Vegetables and Herbs

  • 1 large yellow onion, finely chopped
  • 3 medium carrots, peeled and sliced into coins
  • 2 garlic cloves, finely minced
  • ½ teaspoon dried rosemary
  • ½ teaspoon dried oregano
  • ½ teaspoon dried thyme
  • ½ teaspoon dried basil
  • ½ teaspoon red pepper flakes
  • 1 bay leaf
  • 6 ounces Tuscan kale, destemmed and roughly chopped
  • 6 ounces baby spinach

Liquids and Base

  • 1 tablespoon olive oil
  • 1 (15-ounce) can crushed tomatoes
  • 5 cups vegetable stock

Other Ingredients

  • 3 teaspoons salt, divided
  • 1 tablespoon tomato paste
  • 1 (15-ounce) can cannellini beans, drained and rinsed
  • 6 ounces crusty rustic bread (or stale country bread)
  • Ground black pepper, to taste
  • Optional: 2 ounces parmesan cheese, finely grated


Instructions

  1. Heat Olive Oil: Add the olive oil to a dutch oven or stockpot over medium-high heat to prepare the base for sautéing.
  2. Sauté Aromatics: When the oil is hot, add the finely chopped onions and sliced carrots. Sauté for 5 minutes, stirring occasionally, until the onion becomes translucent. Add the minced garlic and sauté for an additional 30 seconds for aroma and flavor.
  3. Add Tomato Paste and Salt: Stir in the tomato paste along with 1 teaspoon of salt.

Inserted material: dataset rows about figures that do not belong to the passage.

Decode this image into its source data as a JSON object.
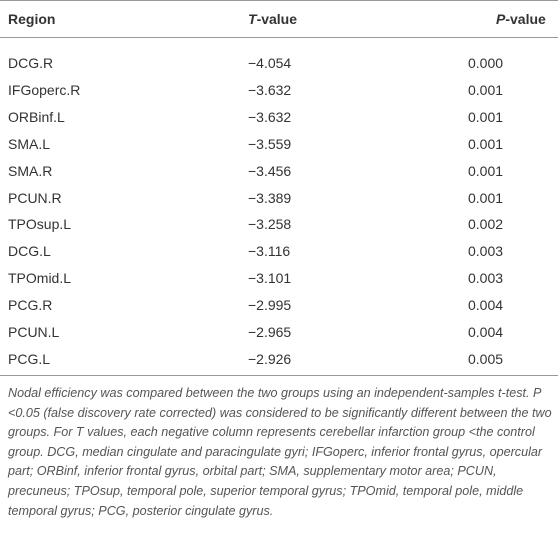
{
  "table": {
    "header": [
      {
        "text": "Region"
      },
      {
        "emphasis": "T",
        "text": "-value"
      },
      {
        "emphasis": "P",
        "text": "-value"
      }
    ],
    "rows": [
      [
        "DCG.R",
        "−4.054",
        "0.000"
      ],
      [
        "IFGoperc.R",
        "−3.632",
        "0.001"
      ],
      [
        "ORBinf.L",
        "−3.632",
        "0.001"
      ],
      [
        "SMA.L",
        "−3.559",
        "0.001"
      ],
      [
        "SMA.R",
        "−3.456",
        "0.001"
      ],
      [
        "PCUN.R",
        "−3.389",
        "0.001"
      ],
      [
        "TPOsup.L",
        "−3.258",
        "0.002"
      ],
      [
        "DCG.L",
        "−3.116",
        "0.003"
      ],
      [
        "TPOmid.L",
        "−3.101",
        "0.003"
      ],
      [
        "PCG.R",
        "−2.995",
        "0.004"
      ],
      [
        "PCUN.L",
        "−2.965",
        "0.004"
      ],
      [
        "PCG.L",
        "−2.926",
        "0.005"
      ]
    ],
    "note": "Nodal efficiency was compared between the two groups using an independent-samples t-test. P <0.05 (false discovery rate corrected) was considered to be significantly different between the two groups. For T values, each negative column represents cerebellar infarction group <the control group. DCG, median cingulate and paracingulate gyri; IFGoperc, inferior frontal gyrus, opercular part; ORBinf, inferior frontal gyrus, orbital part; SMA, supplementary motor area; PCUN, precuneus; TPOsup, temporal pole, superior temporal gyrus; TPOmid, temporal pole, middle temporal gyrus; PCG, posterior cingulate gyrus."
  }
}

Constantly stir until the tomato paste is fully incorporated into the vegetables.
  4. Add Tomatoes, Beans, Herbs, and Stock: Pour in the crushed tomatoes, then add the drained cannellini beans, dried herbs (rosemary, oregano, thyme, basil), red pepper flakes, bay leaf, and vegetable stock. Stir well to combine all ingredients. Add the chopped kale at this stage and increase heat to bring the soup to a boil.
  5. Simmer Soup: Reduce the heat to low and let the soup simmer uncovered for 25 minutes, stirring occasionally to prevent sticking and to meld flavors.
  6. Add Spinach, Bread, and Salt: Stir in the baby spinach, torn rustic bread, and the remaining 2 teaspoons of salt. Let the soup simmer for another 2 minutes to allow the bread to absorb the liquid and the spinach to wilt. Season with ground black pepper to taste. Optionally, sprinkle grated parmesan cheese before serving.
  7. Serve or Store: Serve the ribollita soup immediately hot for best taste, or refrigerate leftovers for up to 3 days. The flavors improve after resting.

Notes

  • Using stale or day-old country bread is traditional as it holds up better in the soup without disintegrating.
  • For a richer flavor, you can add a splash of good quality extra virgin olive oil before serving.
  • Vegetable stock can be substituted with chicken stock if you prefer a non-vegetarian version.
  • Parmesan cheese topping is optional but adds a lovely salty richness.
  • Season the soup to taste before serving, as saltiness may vary depending on stock and cheese.
  • This recipe can be made a day ahead; the flavors deepen as it sits.